CONCERT PREVIEW
Florida Georgia Line
With Thomas Rhett and Frankie Ballard. 7:30 p.m. Oct. 17. $30.25-$65. Aaron's Amphitheatre at Lakewood, 2002 Lakewood Way, Atlanta. 1-800-745-3000, www.ticketmaster.com.
There is no fiddle or steel to be heard when Florida Georgia Line hits the stage. There is, however, lots of electric guitar, rapping, a drum solo and some of the biggest hits in country music from the past three years.
Songs like “Sun Daze,” which hit No. 1 on the country airplay chart in February, the recent top five single “Sippin’ on Fire,” “Dirt,” “Round Here” and “Shine,” the duo’s breakthrough smash, have propelled Florida Georgia Line to country’s pinnacle.
The duo has sold more than 2.5 million copies of its two albums (2012’s “Here’s to the Good Times” and 2014’s “Anything Goes”) and 21 million digital tracks, has been named CMT Artists of the Year two years running and is now packing arenas on its first worldwide headlining tour.
“Since 2012, we’ve caught a massive wave,” Brian Kelley said in a phone interview. “People have gravitated to our music.”
That music has been tagged “bro country,” a sound that’s been derisively dismissed for its far-from-traditional hybrid sound and narrow lyrical focus about back roads, trucks, tailgates, girls and drinking.
Those detractors may not like it. But thousands of others do — and that’s what’s important to Kelley.
“That’s what it’s about, connecting with everybody,” Kelley said. “It’s hard to put a label on it. People like to shout it down. But we’re having a great time, going out and connecting with people. We don’t worry about any of that. Call it what you want. We like what we do.”
What Florida Georgia Line does is fold some rock and hip-hop into its rocking country, with Kelley and partner Tyler Hubbard swapping vocals on songs they, unlike a lot of country stars, wrote.
“We always just had our own sound; we call it the Florida Georgia Line sound,” Kelley said. “There’s nothing calculated about it.”
Florida Georgia Line is also connecting live. Its “Anything Goes” tour (named after its current album and top 15-and-rising single) runs through most of 2015, including an Oct. 17 stop at Aaron’s Amphitheatre at Lakewood.

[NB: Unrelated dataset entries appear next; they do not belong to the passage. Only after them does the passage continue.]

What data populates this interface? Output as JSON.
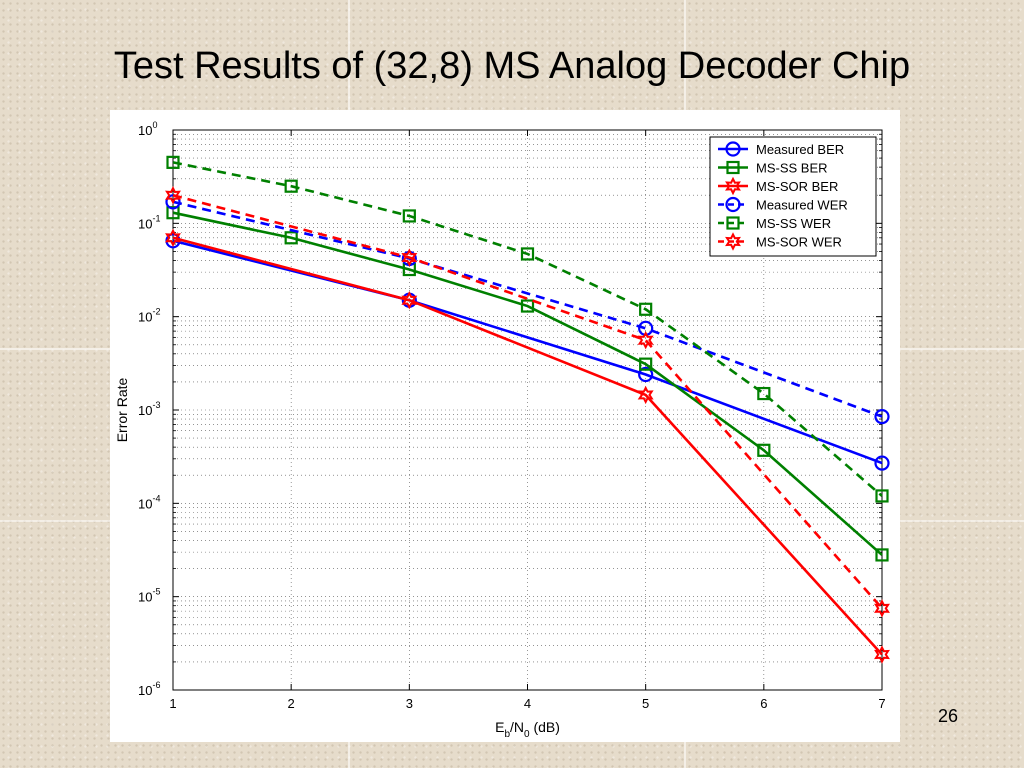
{
  "slide": {
    "title": "Test Results of (32,8) MS Analog Decoder Chip",
    "page_number": "26"
  },
  "chart_data": {
    "type": "line",
    "xlabel_main": "E",
    "xlabel_sub1": "b",
    "xlabel_mid": "/N",
    "xlabel_sub2": "0",
    "xlabel_tail": " (dB)",
    "ylabel": "Error Rate",
    "xlim": [
      1,
      7
    ],
    "ylim": [
      1e-06,
      1
    ],
    "y_scale": "log",
    "grid": true,
    "legend_position": "top-right",
    "x_ticks": [
      "1",
      "2",
      "3",
      "4",
      "5",
      "6",
      "7"
    ],
    "y_ticks": [
      {
        "base": "10",
        "exp": "0"
      },
      {
        "base": "10",
        "exp": "-1"
      },
      {
        "base": "10",
        "exp": "-2"
      },
      {
        "base": "10",
        "exp": "-3"
      },
      {
        "base": "10",
        "exp": "-4"
      },
      {
        "base": "10",
        "exp": "-5"
      },
      {
        "base": "10",
        "exp": "-6"
      }
    ],
    "series": [
      {
        "name": "Measured BER",
        "color": "#0000ff",
        "dash": false,
        "marker": "circle",
        "x": [
          1,
          3,
          5,
          7
        ],
        "y": [
          0.065,
          0.015,
          0.0024,
          0.00027
        ]
      },
      {
        "name": "MS-SS BER",
        "color": "#008000",
        "dash": false,
        "marker": "square",
        "x": [
          1,
          2,
          3,
          4,
          5,
          6,
          7
        ],
        "y": [
          0.13,
          0.07,
          0.032,
          0.013,
          0.0031,
          0.00037,
          2.8e-05
        ]
      },
      {
        "name": "MS-SOR BER",
        "color": "#ff0000",
        "dash": false,
        "marker": "hexagram",
        "x": [
          1,
          3,
          5,
          7
        ],
        "y": [
          0.07,
          0.015,
          0.00145,
          2.4e-06
        ]
      },
      {
        "name": "Measured WER",
        "color": "#0000ff",
        "dash": true,
        "marker": "circle",
        "x": [
          1,
          3,
          5,
          7
        ],
        "y": [
          0.17,
          0.042,
          0.0075,
          0.00085
        ]
      },
      {
        "name": "MS-SS WER",
        "color": "#008000",
        "dash": true,
        "marker": "square",
        "x": [
          1,
          2,
          3,
          4,
          5,
          6,
          7
        ],
        "y": [
          0.45,
          0.25,
          0.12,
          0.047,
          0.012,
          0.0015,
          0.00012
        ]
      },
      {
        "name": "MS-SOR WER",
        "color": "#ff0000",
        "dash": true,
        "marker": "hexagram",
        "x": [
          1,
          3,
          5,
          7
        ],
        "y": [
          0.2,
          0.043,
          0.0056,
          7.5e-06
        ]
      }
    ]
  }
}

“It is a hot ticket; a lot of people are showing up,” Kelley said. “If you’ve ever seen us, know that it’s hotter, it’s brighter, it’s bigger and more intense. … It’s go-time, party time.”
Kelley is right about the show being hotter, brighter and bigger. The duo and band use a giant stage with a runway that extends out onto the arena floor. Laser lights and video screens crank up the visuals.
The live shows are also a lucrative good time. Forbes magazine estimates the duo earned $24 million last year, much of it from touring.
Kelley, 29, didn’t start out dreaming of playing arenas and selling millions of albums. A star high school pitcher, he earned a scholarship to Florida State and had visions of throwing in the major leagues.
“That dream kind of ended for me when I didn’t get drafted,” he said, “but I was already thinking I should write songs.”
So Kelley transferred to Nashville’s Belmont University, where a friend from a music composition class introduced him to Hubbard.
“It was immediate,” Kelley said of bonding with Hubbard. “We became best friends, moved in together, started writing songs, drinking together, playing together. We figured out together we were better than on our own.”
The duo started playing Nashville’s ubiquitous songwriter shows in the late summer/early fall of 2009 and almost instantly developed a following, playing to hundreds rather than a couple of dozen in just a few months.
In 2010, the duo met Nickelback producer Joey Moi, who helped put together the band’s second EP, an independently released effort that contained a little song called “Cruise.”
When “Cruise,” now the best-selling digital country single ever, caught on, Florida Georgia Line signed with Republic Nashville, part of the Big Machine label group, whose roster includes Taylor Swift and the Band Perry. Then their wave came in.
The biggest challenge on the way to the top, Kelley said, was surviving the early days on the road.
“I always thought, ‘Once we get on the bus, we’re good,’” Kelley said. “When we were in the stinky van, we weren’t getting any sleep, we couldn’t talk, our voices would be shot. Once we were on the bus, it was all go.”
For the past two years, it’s been go, go, go for Florida Georgia Line, and Kelley quickly confesses to embracing a cliche to describe it.
“I say it every day — it is a dream come true,” he said. “It’s crazy it happened to us, the things we’ve seen and done. It is a dream come true, 100 percent.”